UX research in the age of LLMs — practical guide
What the article covers
Connor Joyce, drawing on two years of building LLM-based products, presents a framework for how UX research practice adapts to the LLM era. The article introduces a new process for defining quality in AI-generated outputs, using qualitative interviews and surveys to build quality rubrics that guide AI systems.
Context
The article responds to a common anxiety: that AI agents, synthetic users, and deep research tools make UX researchers less necessary. Joyce argues the opposite.

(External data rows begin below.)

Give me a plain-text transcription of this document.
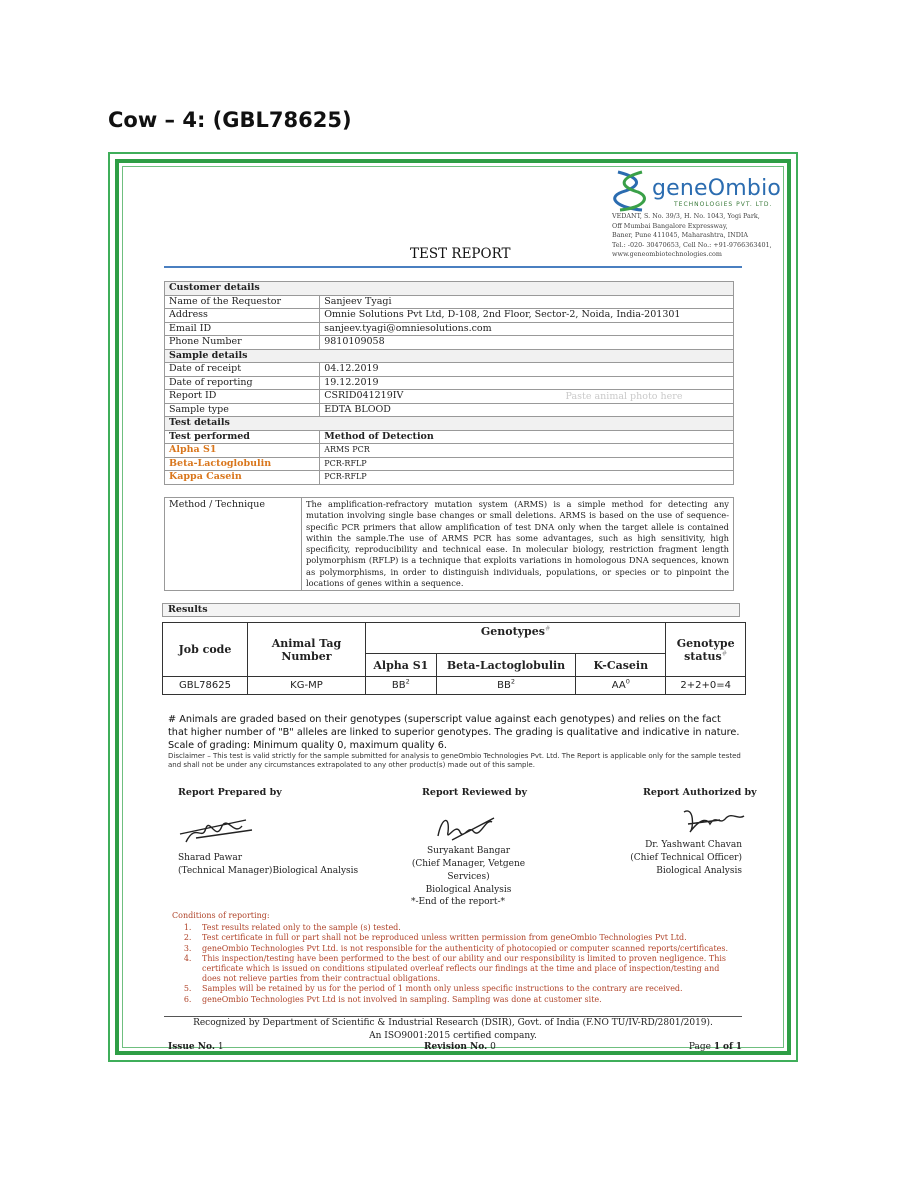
Cow – 4: (GBL78625)
geneOmbio
TECHNOLOGIES PVT. LTD.
VEDANT, S. No. 39/3, H. No. 1043, Yogi Park,
Off Mumbai Bangalore Expressway,
Baner, Pune 411045, Maharashtra, INDIA
Tel.: -020- 30470653, Cell No.: +91-9766363401,
www.geneombiotechnologies.com
TEST REPORT
Customer details	
Name of the Requestor	Sanjeev Tyagi
Address	Omnie Solutions Pvt Ltd, D-108, 2nd Floor, Sector-2, Noida, India-201301
Email ID	sanjeev.tyagi@omniesolutions.com
Phone Number	9810109058
Sample details	
Date of receipt	04.12.2019
Date of reporting	19.12.2019
Report ID	CSRID041219IV
Sample type	EDTA BLOOD
Test details	
Test performed	Method of Detection
Alpha S1	ARMS PCR
Beta-Lactoglobulin	PCR-RFLP
Kappa Casein	PCR-RFLP
Paste animal photo here
Method / Technique	The amplification-refractory mutation system (ARMS) is a simple method for detecting any mutation involving single base changes or small deletions. ARMS is based on the use of sequence-specific PCR primers that allow amplification of test DNA only when the target allele is contained within the sample.The use of ARMS PCR has some advantages, such as high sensitivity, high specificity, reproducibility and technical ease. In molecular biology, restriction fragment length polymorphism (RFLP) is a technique that exploits variations in homologous DNA sequences, known as polymorphisms, in order to distinguish individuals, populations, or species or to pinpoint the locations of genes within a sequence.
Results
Job code	Animal Tag Number	Genotypes#			Genotype status#
		Alpha S1	Beta-Lactoglobulin	K-Casein	
GBL78625	KG-MP	$BB^2$	$BB^2$	$AA^0$	2+2+0=4
# Animals are graded based on their genotypes (superscript value against each genotypes) and relies on the fact that higher number of "B" alleles are linked to superior genotypes. The grading is qualitative and indicative in nature. Scale of grading: Minimum quality 0, maximum quality 6.
Disclaimer – This test is valid strictly for the sample submitted for analysis to geneOmbio Technologies Pvt. Ltd. The Report is applicable only for the sample tested and shall not be under any circumstances extrapolated to any other product(s) made out of this sample.
Report Prepared by	Report Reviewed by	Report Authorized by
Sharad Pawar
(Technical Manager)Biological Analysis
Suryakant Bangar
(Chief Manager, Vetgene Services)
Biological Analysis
Dr. Yashwant Chavan
(Chief Technical Officer)
Biological Analysis
*-End of the report-*
Conditions of reporting:
1. Test results related only to the sample (s) tested.
2. Test certificate in full or part shall not be reproduced unless written permission from geneOmbio Technologies Pvt Ltd.
3. geneOmbio Technologies Pvt Ltd. is not responsible for the authenticity of photocopied or computer scanned reports/certificates.
4. This inspection/testing have been performed to the best of our ability and our responsibility is limited to proven negligence. This certificate which is issued on conditions stipulated overleaf reflects our findings at the time and place of inspection/testing and does not relieve parties from their contractual obligations.
5. Samples will be retained by us for the period of 1 month only unless specific instructions to the contrary are received.
6. geneOmbio Technologies Pvt Ltd is not involved in sampling. Sampling was done at customer site.
Recognized by Department of Scientific & Industrial Research (DSIR), Govt. of India (F.NO TU/IV-RD/2801/2019).
An ISO9001:2015 certified company.
Issue No. 1	Revision No. 0	Page 1 of 1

As products become cheaper to build and AI appears in nearly every workflow, the question of how much AI a feature should contain becomes a research question that requires human expertise.
Key takeaway
Joyce proposes a three-phase process. First, use qualitative interviews to understand how users judge AI-generated outputs in practice, capturing what they mean when they say something “informs” or “summarizes.” Second, validate those quality themes at scale through surveys that test how consistently the themes matter across users. Third, synthesize the findings into a shared quality rubric that defines each quality factor, illustrates good and poor outputs, and guides both prompt engineering and evaluation. The 80/20 heuristic is practical: a relatively small set of research-derived criteria can account for most of what determines whether an output is useful. The article positions UX researchers as the people best equipped to do this work because they already specialize in translating user needs into actionable system requirements.
Who should read this
Researchers working on LLM-powered products who need a methodology for defining and measuring output quality, and research leaders looking for frameworks that demonstrate how UX research creates value in AI product development.